Introduction: Standard skill evaluation methods in the operating room (OR) include direct observation and checklists; both are time consuming and subject to bias. Objective assessment systems have been proposed for simulators using dexterity measures. However, motor performance in simulators can differ from that in the OR, so monitoring motor performance in the OR is necessary to supplement evaluations of performance on simulators. The purpose of this study was to evaluate the feasibility of using quantitative measures acquired in the OR to distinguish between levels of laparoscopic skill development.
Methods: We observed two sets of subjects representing two stages of training: 3 residents (4th year), and 3 experts (attending surgeons) performing 3 Laparoscopic Cholecystectomies.

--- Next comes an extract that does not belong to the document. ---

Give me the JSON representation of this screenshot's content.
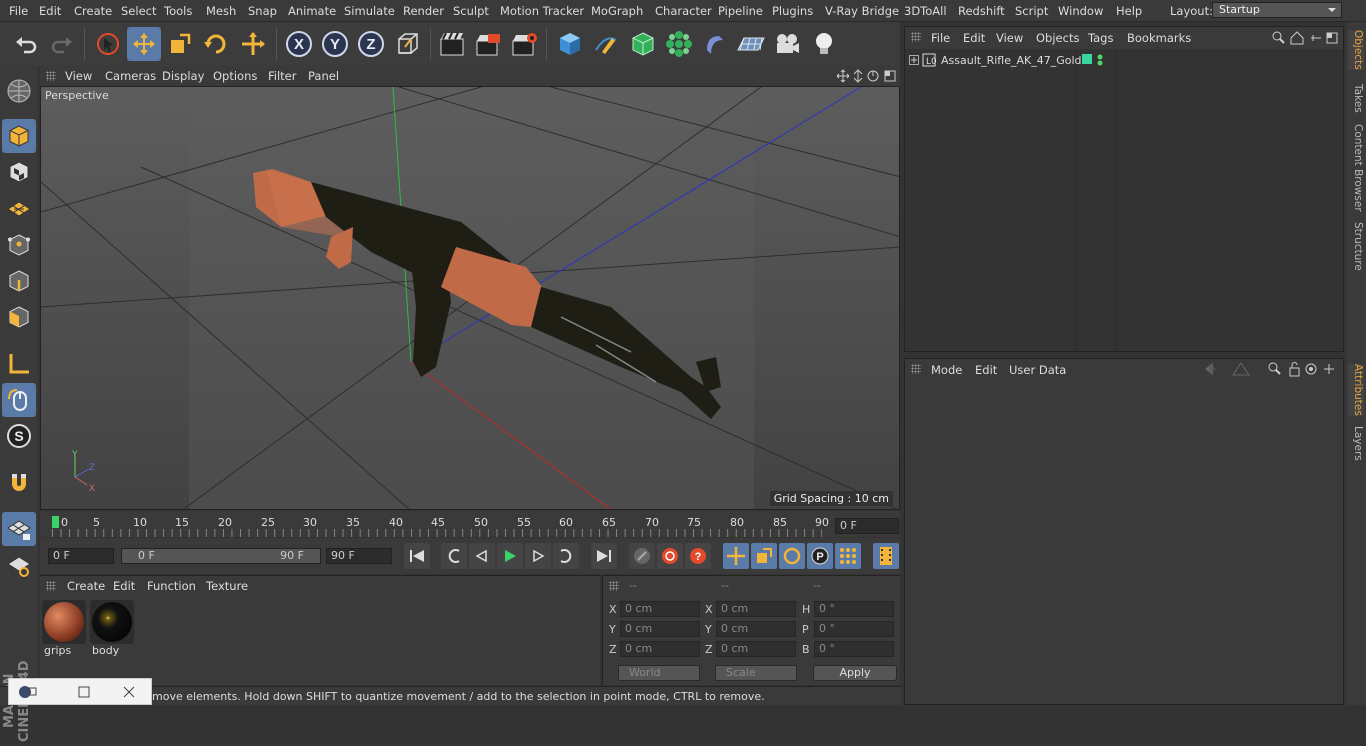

Electromagnetic position sensors were attached by the surgeons to a Maryland dissector and an atraumatic grasper. From the tools’ positions, we extracted measures related to time, kinematics and movement transitions. Various methods such as the Kolmogorov-Smirnov (K-S) statistic and the Jensen-Shanon Divergence (JSD) were used to provide intuitive dimensionless difference measures ranging from 0 to 1. These scores were used to compare residents and expert surgeons executing two key surgical tasks: exposing Calot’s Triangle and dissecting the cystic duct and artery (CD/CA).

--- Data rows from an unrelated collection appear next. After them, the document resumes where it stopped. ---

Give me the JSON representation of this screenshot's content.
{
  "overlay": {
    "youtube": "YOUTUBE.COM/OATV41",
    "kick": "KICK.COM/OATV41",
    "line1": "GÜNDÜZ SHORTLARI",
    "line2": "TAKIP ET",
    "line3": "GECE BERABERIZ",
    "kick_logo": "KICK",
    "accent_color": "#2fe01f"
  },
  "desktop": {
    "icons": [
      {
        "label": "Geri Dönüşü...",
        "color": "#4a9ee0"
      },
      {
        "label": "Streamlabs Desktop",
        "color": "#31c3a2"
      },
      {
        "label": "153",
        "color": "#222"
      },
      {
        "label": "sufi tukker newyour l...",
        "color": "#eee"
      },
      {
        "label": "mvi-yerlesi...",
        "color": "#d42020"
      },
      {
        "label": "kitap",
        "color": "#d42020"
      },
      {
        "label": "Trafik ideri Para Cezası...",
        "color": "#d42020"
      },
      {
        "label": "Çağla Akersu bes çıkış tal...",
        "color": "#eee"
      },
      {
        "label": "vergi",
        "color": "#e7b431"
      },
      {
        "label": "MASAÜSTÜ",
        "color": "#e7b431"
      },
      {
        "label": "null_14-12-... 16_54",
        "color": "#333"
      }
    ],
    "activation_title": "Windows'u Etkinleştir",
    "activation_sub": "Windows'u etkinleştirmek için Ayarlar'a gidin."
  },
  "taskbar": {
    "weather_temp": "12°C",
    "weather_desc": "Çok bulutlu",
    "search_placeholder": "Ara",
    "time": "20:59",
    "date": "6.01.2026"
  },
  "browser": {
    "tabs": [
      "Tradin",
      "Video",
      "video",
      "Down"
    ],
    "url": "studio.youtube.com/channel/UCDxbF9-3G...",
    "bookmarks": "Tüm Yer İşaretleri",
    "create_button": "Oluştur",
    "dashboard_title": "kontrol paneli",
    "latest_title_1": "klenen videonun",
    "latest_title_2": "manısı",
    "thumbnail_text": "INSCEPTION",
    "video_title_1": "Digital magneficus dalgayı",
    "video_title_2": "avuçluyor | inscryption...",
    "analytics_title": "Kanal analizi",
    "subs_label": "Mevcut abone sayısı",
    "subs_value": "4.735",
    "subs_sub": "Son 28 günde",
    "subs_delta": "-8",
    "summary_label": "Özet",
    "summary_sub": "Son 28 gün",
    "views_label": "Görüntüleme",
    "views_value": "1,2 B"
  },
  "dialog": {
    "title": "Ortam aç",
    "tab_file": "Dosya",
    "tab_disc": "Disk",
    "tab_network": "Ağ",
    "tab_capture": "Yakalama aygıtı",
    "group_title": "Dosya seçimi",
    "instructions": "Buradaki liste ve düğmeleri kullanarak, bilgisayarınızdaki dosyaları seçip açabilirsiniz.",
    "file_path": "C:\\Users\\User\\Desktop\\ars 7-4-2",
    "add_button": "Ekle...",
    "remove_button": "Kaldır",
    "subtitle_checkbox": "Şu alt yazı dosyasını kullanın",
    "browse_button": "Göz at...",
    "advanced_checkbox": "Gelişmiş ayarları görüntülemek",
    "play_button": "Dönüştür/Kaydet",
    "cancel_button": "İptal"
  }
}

Results: The triangle exposure task separated the two groups more clearly than the dissection task. We found significantly larger between-group than within-subject variability (ANOVA p < 0.05). We assessed procedure-to-procedure variability using K-S values for kinematics and time profiles and JSD values for movement transitions and found that kinematic measures most strongly differentiated between surgical levels.
Conclusions: We used time, kinematic and movement transition measures as our intraoperative performance measures. Kinematics proved to be the most effective performance measure to use to differentiate between skill levels. Moreover, the degree of discrimination depended on the type of surgical task used for comparison. We conclude that objective assessment of surgical motor behaviour is likely feasible in the OR context.